Лю Лохань и другие работники винокурни знали, что молодой господин болен проказой, и редко заходили в хозяйский двор, а только в случае крайней необходимости, и тогда сначала обрызгивали себя гаоляновым вином. Дядя Лохань говорил, что гаоляновое вино помогает от тысячи видов всякой заразы. Когда Шань Бяньлан женился, во всей деревне не нашлось желающих подсобить, и Лю Лохань с ещё одним работником винокурни помогали бабушке выйти из паланкина. Лю Лохань придерживал бабушку за руку и краешком глаза увидел её крошечные ножки-лотосы и пухлые, словно лотосовый корень, запястья. Он не переставал вздыхать. Когда хозяев убили, Лю Лохань испытал сильнейшее потрясение, но в его памяти без конца возникали крошечные ножки и пухлые запястья бабушки. Глядя на всю эту кровь, он не знал, грустить или радоваться.
Дядя Лохань без конца подстёгивал чёрного мула — ему хотелось, чтобы тот мчался в город как на крыльях.

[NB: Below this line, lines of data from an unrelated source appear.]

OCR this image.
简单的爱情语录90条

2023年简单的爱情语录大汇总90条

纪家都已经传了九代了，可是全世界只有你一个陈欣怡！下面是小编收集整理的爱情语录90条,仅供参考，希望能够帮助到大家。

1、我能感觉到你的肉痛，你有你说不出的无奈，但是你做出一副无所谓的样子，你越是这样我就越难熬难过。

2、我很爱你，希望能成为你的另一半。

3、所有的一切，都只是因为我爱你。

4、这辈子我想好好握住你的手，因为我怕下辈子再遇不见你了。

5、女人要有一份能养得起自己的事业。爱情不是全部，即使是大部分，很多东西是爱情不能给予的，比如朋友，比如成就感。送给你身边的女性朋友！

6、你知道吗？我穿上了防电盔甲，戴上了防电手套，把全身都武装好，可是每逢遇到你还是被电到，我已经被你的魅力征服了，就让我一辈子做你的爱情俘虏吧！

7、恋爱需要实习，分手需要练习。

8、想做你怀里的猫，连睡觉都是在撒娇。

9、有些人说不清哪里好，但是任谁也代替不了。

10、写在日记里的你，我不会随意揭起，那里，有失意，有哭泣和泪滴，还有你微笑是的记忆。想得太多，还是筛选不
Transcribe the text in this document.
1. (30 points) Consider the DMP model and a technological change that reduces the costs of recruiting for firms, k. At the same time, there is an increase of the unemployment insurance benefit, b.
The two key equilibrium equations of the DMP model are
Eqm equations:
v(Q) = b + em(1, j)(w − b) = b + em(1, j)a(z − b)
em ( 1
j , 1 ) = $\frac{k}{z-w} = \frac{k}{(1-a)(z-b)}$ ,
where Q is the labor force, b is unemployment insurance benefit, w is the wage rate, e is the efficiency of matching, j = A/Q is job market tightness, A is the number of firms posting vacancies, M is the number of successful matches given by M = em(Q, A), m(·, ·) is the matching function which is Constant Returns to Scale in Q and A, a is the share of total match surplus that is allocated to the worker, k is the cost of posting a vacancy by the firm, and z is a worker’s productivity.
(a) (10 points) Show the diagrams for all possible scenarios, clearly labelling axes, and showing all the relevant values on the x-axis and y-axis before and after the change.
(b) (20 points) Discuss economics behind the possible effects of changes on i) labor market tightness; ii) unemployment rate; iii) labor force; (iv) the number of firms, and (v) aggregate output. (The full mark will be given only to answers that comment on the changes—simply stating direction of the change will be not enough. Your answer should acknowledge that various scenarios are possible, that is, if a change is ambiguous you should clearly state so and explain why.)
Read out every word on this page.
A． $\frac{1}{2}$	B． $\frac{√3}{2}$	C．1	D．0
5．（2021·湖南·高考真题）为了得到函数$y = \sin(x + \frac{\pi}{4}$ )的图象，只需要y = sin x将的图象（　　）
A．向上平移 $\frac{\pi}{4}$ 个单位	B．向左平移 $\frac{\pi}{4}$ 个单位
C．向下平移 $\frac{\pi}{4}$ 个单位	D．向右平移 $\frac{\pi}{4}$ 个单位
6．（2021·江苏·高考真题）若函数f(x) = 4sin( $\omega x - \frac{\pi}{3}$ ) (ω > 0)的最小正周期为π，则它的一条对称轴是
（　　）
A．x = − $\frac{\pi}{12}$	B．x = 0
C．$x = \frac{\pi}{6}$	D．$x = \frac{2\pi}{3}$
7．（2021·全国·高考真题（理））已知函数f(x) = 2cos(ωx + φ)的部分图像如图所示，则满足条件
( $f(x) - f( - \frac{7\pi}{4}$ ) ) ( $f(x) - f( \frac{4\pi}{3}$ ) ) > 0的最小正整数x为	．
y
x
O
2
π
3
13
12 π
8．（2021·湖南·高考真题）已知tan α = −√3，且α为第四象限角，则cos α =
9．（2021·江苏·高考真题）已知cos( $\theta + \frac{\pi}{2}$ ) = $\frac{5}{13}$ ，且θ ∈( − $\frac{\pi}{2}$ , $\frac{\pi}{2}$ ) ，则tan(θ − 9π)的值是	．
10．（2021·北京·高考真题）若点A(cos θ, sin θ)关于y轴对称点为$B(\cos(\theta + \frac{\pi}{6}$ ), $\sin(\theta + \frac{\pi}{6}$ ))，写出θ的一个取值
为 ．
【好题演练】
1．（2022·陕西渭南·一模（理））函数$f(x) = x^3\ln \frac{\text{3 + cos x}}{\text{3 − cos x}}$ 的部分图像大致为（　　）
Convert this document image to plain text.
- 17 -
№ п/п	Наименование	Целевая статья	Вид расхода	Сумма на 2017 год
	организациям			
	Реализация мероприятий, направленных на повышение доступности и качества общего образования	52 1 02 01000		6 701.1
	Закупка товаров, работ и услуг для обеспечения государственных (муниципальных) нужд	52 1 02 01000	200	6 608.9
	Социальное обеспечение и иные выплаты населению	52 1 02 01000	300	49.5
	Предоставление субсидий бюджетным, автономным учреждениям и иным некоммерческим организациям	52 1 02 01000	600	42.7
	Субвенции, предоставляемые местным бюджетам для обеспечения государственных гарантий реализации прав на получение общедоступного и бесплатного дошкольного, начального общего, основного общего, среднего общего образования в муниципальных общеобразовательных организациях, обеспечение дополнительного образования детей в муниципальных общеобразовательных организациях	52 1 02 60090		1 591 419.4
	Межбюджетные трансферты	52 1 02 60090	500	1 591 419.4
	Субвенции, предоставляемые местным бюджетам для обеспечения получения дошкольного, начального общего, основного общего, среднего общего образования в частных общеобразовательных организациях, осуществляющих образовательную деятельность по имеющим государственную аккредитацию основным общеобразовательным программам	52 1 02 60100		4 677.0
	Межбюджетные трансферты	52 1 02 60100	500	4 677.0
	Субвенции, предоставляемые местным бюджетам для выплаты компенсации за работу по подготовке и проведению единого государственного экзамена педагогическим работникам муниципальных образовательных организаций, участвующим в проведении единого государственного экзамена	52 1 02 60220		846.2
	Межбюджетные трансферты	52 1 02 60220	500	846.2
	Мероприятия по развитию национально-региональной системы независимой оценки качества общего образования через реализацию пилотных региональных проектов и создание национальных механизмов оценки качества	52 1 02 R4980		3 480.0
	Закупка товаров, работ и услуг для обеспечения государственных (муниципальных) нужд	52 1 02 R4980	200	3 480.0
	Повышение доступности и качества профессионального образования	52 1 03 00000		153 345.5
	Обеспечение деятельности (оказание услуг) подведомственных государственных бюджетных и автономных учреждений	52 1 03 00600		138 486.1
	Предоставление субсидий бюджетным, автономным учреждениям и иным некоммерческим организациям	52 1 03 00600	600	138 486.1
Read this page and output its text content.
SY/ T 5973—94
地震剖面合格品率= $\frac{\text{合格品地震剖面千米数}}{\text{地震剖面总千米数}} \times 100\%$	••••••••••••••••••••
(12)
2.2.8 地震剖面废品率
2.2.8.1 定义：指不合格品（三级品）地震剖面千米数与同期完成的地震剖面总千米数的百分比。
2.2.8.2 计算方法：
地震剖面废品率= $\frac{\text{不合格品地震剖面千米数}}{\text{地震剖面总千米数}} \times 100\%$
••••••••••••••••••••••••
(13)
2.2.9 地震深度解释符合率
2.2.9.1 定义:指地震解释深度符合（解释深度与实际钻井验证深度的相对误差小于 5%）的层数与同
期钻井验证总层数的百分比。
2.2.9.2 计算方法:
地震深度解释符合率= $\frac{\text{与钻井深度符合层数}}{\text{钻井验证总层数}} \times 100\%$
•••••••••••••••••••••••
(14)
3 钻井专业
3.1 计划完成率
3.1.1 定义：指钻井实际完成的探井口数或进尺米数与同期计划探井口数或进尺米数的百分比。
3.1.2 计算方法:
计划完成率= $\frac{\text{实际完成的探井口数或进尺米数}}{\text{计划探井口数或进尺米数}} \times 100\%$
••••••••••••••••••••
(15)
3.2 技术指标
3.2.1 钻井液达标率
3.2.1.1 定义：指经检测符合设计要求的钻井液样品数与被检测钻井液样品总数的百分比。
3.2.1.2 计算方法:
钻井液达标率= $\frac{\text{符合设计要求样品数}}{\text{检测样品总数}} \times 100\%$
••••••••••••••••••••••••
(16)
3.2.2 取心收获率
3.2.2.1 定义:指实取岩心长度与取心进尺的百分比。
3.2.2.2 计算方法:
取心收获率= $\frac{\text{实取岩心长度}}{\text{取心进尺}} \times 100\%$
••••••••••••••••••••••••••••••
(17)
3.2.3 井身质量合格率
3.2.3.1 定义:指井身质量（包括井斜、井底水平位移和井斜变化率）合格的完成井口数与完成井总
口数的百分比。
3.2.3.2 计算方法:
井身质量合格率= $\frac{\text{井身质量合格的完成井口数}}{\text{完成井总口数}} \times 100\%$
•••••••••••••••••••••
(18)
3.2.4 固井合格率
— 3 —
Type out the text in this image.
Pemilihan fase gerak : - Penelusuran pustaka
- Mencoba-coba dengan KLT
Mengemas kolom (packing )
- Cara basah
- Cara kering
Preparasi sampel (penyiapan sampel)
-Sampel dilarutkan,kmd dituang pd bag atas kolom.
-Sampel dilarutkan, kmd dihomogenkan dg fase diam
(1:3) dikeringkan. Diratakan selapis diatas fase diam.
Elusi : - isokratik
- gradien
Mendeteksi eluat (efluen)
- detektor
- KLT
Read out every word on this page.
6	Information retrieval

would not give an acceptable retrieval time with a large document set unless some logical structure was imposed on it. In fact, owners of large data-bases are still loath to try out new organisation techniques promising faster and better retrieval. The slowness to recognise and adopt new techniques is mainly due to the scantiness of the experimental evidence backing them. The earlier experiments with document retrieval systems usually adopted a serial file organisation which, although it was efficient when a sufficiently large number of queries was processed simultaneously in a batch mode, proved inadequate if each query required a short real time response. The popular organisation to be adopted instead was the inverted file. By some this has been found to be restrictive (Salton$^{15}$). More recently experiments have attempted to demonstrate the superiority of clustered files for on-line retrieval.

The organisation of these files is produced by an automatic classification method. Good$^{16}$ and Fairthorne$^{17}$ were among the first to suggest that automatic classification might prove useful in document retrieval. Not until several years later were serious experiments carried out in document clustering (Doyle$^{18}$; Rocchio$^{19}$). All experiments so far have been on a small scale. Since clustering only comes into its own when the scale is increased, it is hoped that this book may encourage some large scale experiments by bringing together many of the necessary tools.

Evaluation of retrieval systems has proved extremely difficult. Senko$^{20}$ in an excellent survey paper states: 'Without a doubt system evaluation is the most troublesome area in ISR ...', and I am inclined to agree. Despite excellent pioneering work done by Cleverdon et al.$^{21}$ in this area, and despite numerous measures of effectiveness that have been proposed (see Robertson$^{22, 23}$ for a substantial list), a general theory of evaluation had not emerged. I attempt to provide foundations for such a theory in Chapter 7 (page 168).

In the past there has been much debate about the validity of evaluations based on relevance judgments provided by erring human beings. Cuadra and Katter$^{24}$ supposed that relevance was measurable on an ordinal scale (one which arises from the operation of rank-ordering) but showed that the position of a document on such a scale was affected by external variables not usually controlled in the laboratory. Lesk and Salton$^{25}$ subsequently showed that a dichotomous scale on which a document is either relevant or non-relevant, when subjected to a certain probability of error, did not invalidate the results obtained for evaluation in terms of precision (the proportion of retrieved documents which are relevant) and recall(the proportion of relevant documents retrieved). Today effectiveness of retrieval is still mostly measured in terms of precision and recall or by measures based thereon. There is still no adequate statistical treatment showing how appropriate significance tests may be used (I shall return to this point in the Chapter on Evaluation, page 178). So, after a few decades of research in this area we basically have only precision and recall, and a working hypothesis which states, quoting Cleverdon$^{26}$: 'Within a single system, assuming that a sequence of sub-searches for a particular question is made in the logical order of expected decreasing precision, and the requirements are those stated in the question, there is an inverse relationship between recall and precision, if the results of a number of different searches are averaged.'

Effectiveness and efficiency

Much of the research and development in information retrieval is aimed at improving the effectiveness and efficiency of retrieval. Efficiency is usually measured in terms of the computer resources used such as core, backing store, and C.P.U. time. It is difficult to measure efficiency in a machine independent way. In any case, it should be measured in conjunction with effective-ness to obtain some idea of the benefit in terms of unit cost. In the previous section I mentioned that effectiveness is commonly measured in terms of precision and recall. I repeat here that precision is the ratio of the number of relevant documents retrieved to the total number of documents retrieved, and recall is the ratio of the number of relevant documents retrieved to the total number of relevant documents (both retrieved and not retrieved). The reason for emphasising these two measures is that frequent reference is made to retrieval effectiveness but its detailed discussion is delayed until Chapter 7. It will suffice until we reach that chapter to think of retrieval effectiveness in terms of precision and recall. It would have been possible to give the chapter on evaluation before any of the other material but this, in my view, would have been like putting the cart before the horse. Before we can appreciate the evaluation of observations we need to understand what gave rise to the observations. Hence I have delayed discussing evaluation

Он знал, что завтра их ждёт ещё одна эффектная сцена: ведь утром должна была вернуться на своём ослике молодая жена, подобная в своей прелести цветку и яшме. Так кому же достанутся все богатства семьи Шань? Дядя Лохань решил, что всё будет так, как решит глава уезда. Цао Мэнцзю заправлял в Гаоми почти три года, его прозвали в народе Неподкупным, по слухам Цао вершил правосудие как воплощение справедливости, действовал быстро и решительно, честно и справедливо, не признавал кумовства и мог убить, не моргнув глазом. Дядя Лохань снова ударил чёрного мула по заду.
Круп мула блестел. Он мчался на запад по дороге, что вела к уездному центру, рывками подавая тело вперёд; когда передние ноги сгибались, задние выпрямлялись и ударялись о землю, когда сгибались задние, то выпрямлялись передние. В целом все четыре копыта барабанили по земле с чётким ритмом, однако казалось, что движения хаотичны. Под блестящими копытами мула распускались пыльные цветы. Солнце ещё было на юго-востоке, когда дядя Лохань доехал до железной дороги Цзяонань-Цзинань. Большой чёрный мул отказывался переходить через железнодорожные пути, дядя Лохань спрыгнул на землю и изо всех сил потянул его, но мул упрямо пятился назад. Дяде с мулом было не тягаться, он присел и, запыхавшись, стал обдумывать, что же делать. Рельсы тянулись с востока, на солнце они блестели так, что резало глаза. Дядя Лохань снял себя куртку, накинул мулу на глаза, несколько раз покрутил его на месте, а потом перевёл через пути.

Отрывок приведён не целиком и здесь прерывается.